Lo que Venezuela tiene ahora no es una revolución socialista ni bolivariana. Es un sistema inepto, cada vez menos democrático y cada vez más corrupto. Digan lo que digan que son. En la historia ha habido dictaduras de izquierda y de derecha. Pero lo que importa no es lo que un gobierno dice, sino lo que hace. Y los hechos del actual gobierno no son democráticos. Apenas nadie en el mundo defiende al régimen de Maduro. Cuando Rusia apoya a Maduro no lo hace por sus convicciones democráticas o ideológicas, sino por el mismo tipo de intereses que defiende Trump: influencia en la región, acceso al petróleo, etc. Ambos son igual de mezquinos. Todos hablan de valores, pero el pueblo venezolano hace unos años que no ha tenido unas elecciones realmente libres. Varios millones de venezolanos han votado con sus pies y han huido del país en busca de una vida mejor. Además, el pueblo comienza a pasar hambre. Y cuando llega el hambre, es lo urgente y lo único importante.

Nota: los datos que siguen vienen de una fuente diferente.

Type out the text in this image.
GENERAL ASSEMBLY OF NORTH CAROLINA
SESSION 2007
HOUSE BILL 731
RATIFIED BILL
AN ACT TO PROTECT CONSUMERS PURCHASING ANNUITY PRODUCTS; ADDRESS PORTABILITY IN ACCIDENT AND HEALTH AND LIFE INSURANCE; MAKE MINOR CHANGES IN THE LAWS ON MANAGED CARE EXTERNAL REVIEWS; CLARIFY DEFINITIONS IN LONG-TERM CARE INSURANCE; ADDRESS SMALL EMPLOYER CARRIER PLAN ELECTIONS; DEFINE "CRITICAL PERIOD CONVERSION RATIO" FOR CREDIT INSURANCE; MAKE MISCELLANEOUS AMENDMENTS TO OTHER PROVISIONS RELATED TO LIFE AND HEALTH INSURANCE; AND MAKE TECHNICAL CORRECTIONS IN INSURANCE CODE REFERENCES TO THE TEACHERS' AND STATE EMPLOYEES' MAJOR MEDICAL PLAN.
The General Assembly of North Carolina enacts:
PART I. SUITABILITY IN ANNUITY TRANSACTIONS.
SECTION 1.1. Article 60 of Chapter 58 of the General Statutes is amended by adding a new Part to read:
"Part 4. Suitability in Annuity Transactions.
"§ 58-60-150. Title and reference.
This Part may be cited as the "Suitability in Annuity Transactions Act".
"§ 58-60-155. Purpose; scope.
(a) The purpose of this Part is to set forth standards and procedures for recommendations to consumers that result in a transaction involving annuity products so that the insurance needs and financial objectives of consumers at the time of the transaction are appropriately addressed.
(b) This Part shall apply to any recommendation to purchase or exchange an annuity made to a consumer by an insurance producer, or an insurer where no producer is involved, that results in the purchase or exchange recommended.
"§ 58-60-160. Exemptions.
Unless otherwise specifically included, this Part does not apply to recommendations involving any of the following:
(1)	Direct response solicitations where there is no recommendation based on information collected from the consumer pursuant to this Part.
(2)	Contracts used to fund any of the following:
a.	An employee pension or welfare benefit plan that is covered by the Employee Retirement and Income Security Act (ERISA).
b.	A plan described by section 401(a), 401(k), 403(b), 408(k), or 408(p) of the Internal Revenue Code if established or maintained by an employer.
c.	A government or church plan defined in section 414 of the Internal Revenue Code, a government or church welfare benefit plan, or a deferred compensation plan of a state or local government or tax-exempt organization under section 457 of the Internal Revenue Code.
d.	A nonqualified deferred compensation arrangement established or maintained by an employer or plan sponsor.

La crisis es complicadísima. No tenemos toda la información y es muy posible que poderosos intereses traten de aprovechar cualquier transición para imponer su modelo de sociedad y rapiñar los recursos de Venezuela. Todo eso es cierto. Pero la situación en el país es insostenible y si fuese venezolano me gustaría sentirme arropado por el resto de países, poder votar nuevos representantes y abordar -lo más unidos que se pueda- los retos del futuro inmediato. No me gustaría que los venezolanos sintieran la soledad y la frustración que sentimos los vascos cuando las potencias nos dejaron abandonados a nuestra suerte y legitimaron a Franco. En este sentido, me parecen muy generosas e inteligentes las palabras del presidente interino, Juan Guaidó. Por un lado, ofrece una amnistía al presidente Maduro, con lo que demuestra estar más interesado en arreglar la situación que en exigir responsabilidades. Por otro, descarta el riesgo de una guerra civil, apelando al diálogo y a unas nuevas elecciones que permitan conocer exactamente la voluntad del pueblo venezolano. Ojalá tengan suerte.